The three-time NHL MVP and his wife, Nastya Ovechkina, were part of an all-star cast of investors in the Spirit in 2021. They were to join a group of more than 40 new investors with ties to the District who were brought on earlier that year by Baldwin. The mass of big names announced in February included former first daughters Chelsea Clinton and Jenna Bush Hager, Olympians Dominique Dawes and Briana Scurry, as well as former senator Tom Daschle. Most, if not all, of those newcomers were buying Spirit debt in the form of convertible notes, as opposed to more traditional pieces of equity.
Ovechkin and his wife headlined a second wave of 13 names announced that May as additions to Washington’s cap table.
Kyle Lierman, the CEO of Civic Nation and a former Obama White House staffer, was among the 2021 investors. During the press conference introducing Ovechkin as an investor, Baldwin said Lierman had introduced him to Abrutyn, which is how the NHL star eventually got involved. (Multiple attempts to reach Lierman through his office were unsuccessful.)
The press conference happened just as the Capitals were set to face the Boston Bruins in the first round of the 2021 NHL playoffs. At the time, the Washington Post reported Ovechkin was in “the top half of the new investors,” in terms of his financial commitment to the club—but the sources said the Capitals captain never wrote the check to complete his buy-in.

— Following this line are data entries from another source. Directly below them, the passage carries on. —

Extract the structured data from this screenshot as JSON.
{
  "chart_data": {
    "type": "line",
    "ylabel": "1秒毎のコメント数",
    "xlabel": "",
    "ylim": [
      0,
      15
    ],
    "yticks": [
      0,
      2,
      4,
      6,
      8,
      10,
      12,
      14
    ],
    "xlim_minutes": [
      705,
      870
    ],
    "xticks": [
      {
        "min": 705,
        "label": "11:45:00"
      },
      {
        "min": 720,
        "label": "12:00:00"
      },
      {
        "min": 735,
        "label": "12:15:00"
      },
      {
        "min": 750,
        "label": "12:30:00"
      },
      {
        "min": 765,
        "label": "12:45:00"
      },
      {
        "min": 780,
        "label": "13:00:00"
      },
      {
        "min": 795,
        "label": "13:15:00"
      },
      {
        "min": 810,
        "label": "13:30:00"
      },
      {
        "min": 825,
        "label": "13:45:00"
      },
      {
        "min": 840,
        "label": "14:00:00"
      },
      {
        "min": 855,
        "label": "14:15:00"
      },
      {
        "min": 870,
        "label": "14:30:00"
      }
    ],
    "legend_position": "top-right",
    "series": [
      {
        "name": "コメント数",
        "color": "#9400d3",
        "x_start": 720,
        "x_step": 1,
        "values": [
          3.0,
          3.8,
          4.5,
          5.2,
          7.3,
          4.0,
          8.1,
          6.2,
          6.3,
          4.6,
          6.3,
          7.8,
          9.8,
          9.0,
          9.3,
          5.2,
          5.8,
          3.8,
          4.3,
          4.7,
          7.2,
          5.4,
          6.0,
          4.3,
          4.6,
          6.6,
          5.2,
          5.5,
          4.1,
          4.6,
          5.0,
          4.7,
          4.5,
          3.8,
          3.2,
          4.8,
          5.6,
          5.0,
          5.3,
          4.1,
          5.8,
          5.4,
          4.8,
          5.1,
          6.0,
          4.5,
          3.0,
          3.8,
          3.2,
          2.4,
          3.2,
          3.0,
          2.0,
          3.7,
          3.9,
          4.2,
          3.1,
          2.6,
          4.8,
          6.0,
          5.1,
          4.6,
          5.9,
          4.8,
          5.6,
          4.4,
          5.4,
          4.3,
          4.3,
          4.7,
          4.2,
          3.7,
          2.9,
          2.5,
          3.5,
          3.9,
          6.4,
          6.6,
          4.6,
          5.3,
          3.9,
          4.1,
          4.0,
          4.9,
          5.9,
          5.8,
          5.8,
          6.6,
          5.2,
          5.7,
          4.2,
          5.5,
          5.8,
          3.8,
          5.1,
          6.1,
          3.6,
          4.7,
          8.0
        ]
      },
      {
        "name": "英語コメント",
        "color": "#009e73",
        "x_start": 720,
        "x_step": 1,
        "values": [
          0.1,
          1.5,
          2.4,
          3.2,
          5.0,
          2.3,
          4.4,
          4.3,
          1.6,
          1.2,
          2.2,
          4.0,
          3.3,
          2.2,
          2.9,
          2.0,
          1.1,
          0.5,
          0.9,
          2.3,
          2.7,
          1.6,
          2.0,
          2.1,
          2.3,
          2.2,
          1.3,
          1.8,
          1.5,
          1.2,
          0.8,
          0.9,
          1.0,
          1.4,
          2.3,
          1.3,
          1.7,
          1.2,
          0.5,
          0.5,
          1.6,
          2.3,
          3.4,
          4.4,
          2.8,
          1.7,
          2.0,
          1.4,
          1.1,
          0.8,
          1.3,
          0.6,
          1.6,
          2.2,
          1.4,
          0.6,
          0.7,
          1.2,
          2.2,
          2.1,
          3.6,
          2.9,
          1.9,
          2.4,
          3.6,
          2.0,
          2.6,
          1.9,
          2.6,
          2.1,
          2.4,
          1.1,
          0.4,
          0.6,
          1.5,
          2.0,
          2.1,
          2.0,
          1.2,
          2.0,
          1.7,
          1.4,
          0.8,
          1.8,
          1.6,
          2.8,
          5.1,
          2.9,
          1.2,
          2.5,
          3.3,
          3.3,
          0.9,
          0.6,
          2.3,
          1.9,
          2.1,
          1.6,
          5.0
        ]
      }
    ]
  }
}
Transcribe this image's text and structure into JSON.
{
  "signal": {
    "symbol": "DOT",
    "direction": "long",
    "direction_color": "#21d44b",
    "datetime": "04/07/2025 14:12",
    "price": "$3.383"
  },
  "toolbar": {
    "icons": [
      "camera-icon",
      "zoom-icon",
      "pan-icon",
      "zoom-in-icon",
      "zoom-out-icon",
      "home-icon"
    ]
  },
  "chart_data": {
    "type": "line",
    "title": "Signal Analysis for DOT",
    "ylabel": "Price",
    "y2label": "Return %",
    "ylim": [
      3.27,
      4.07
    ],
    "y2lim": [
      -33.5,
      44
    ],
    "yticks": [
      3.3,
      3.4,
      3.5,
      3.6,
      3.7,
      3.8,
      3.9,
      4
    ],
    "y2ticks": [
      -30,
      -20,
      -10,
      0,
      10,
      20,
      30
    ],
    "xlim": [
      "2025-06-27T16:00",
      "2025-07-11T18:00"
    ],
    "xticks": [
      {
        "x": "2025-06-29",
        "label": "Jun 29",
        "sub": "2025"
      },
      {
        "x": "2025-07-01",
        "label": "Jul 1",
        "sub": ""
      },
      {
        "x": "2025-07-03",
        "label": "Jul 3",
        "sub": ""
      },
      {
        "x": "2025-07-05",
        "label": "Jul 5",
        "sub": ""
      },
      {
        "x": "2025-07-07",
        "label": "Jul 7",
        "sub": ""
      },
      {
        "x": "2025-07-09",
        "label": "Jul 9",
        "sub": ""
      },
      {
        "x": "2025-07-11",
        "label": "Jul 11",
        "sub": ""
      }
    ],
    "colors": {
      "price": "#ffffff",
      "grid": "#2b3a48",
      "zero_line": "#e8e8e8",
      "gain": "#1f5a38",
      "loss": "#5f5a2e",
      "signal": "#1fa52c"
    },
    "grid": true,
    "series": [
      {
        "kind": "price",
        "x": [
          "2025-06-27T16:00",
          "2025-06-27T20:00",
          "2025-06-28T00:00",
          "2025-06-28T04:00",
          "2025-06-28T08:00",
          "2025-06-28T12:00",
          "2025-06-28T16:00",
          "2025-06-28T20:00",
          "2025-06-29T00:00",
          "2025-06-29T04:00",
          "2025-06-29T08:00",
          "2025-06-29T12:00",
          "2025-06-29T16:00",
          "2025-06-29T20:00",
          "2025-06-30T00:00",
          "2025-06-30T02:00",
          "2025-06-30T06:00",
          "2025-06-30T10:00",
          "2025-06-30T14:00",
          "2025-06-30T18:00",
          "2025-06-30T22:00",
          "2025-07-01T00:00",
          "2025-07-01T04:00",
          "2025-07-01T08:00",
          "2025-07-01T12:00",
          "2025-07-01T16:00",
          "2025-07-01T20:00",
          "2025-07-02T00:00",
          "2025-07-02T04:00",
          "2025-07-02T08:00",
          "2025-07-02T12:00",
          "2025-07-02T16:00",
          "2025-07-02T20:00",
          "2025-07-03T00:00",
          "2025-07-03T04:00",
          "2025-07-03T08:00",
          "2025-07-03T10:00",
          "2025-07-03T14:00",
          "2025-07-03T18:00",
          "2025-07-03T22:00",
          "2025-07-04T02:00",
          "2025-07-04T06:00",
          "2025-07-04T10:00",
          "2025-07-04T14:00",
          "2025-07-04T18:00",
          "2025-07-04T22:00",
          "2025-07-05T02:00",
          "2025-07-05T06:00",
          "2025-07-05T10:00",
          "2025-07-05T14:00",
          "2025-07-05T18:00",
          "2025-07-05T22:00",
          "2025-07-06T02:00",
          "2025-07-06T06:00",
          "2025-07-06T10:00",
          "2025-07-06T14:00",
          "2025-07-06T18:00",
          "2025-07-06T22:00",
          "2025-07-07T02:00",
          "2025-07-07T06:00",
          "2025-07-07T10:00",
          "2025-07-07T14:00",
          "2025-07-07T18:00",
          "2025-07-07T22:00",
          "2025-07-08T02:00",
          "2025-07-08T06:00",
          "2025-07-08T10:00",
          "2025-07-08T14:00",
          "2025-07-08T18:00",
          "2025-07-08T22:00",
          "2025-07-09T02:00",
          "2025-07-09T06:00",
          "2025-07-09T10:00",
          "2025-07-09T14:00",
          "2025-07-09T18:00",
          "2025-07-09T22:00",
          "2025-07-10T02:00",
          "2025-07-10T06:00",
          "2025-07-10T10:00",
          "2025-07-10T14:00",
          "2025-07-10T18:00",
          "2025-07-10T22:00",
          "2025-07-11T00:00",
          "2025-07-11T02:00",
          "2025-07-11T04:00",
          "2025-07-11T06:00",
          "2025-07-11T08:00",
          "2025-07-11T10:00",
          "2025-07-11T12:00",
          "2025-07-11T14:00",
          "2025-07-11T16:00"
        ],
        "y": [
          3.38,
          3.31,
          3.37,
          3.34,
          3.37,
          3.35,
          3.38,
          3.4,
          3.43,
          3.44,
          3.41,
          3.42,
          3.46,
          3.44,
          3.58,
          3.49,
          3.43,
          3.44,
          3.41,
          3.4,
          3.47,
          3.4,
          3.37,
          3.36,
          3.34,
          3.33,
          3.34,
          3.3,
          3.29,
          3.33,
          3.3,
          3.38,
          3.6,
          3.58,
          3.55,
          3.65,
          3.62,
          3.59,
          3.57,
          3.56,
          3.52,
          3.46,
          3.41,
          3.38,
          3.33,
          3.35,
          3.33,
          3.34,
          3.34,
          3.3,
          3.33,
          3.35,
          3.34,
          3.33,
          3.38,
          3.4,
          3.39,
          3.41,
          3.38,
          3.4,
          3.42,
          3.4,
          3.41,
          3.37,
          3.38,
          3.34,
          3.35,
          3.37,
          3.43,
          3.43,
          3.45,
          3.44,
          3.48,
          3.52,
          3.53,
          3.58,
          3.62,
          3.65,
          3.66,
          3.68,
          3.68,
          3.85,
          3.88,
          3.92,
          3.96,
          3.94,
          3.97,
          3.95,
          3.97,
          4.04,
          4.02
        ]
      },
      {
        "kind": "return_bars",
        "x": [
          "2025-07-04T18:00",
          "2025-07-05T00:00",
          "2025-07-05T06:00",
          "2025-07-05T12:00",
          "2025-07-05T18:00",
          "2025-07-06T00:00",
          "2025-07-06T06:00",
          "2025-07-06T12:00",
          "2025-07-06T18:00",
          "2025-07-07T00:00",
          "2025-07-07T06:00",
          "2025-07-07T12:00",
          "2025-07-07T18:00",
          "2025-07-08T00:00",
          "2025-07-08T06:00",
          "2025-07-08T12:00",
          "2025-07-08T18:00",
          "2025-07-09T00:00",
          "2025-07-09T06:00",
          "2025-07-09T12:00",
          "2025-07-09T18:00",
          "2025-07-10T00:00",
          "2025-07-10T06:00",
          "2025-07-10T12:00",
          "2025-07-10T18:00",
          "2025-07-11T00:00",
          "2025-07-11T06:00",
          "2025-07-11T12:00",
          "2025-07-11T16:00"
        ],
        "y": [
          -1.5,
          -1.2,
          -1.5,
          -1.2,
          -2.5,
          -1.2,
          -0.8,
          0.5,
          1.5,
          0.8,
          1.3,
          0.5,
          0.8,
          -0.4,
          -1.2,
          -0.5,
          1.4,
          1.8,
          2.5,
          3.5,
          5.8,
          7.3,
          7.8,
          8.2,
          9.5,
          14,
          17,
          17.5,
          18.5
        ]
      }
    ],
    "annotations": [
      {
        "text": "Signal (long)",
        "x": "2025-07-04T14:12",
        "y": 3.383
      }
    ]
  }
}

The team at the time was controlled by a trio of owners—Baldwin, Kang and Bill Lynch—with Baldwin serving as managing partner. Ovechkin still hadn’t made the investment by late September (the only one of the 40-plus investors who never actually invested, according to two of the people) when the Spirit became the public centerpiece of an abuse scandal that rocked the entire league and had the team looking for new ownership after Spirit head coach Richie Burke was implicated.
Burke’s eventual firing was accompanied by accusations that Baldwin created a toxic culture. After an investigation into the allegations, the NWSL communicated to all three Spirit owners that its preference was that they all sell, sparking a public battle between Baldwin and Kang over the future of the club. Though there was a $25 million bid from recently minted Chelsea FC owner Todd Boehly, the Spirit were ultimately sold for $35 million to Kang, the founder and CEO of healthcare tech firm Cognosante, who had acquired her minority stake in 2020.
Kang’s purchase was the most ever paid for controlling ownership of an existing NWSL franchise, and nearly three times what the Spirit had been valued at in investments the spring prior, according to two people familiar with the terms. Kang bought out a number of the club’s limited partners after the contentious sale process, including some who were announced alongside Ovechkin.
Kang now has controlling interest of the franchise and the majority of the team’s equity. The ownership group includes several minority stakeholders, and Kang is in casual conversations with potential additional investors about minority stakes, some of whom were previously invested. It is unclear if Ovechkin is currently or will be among that group.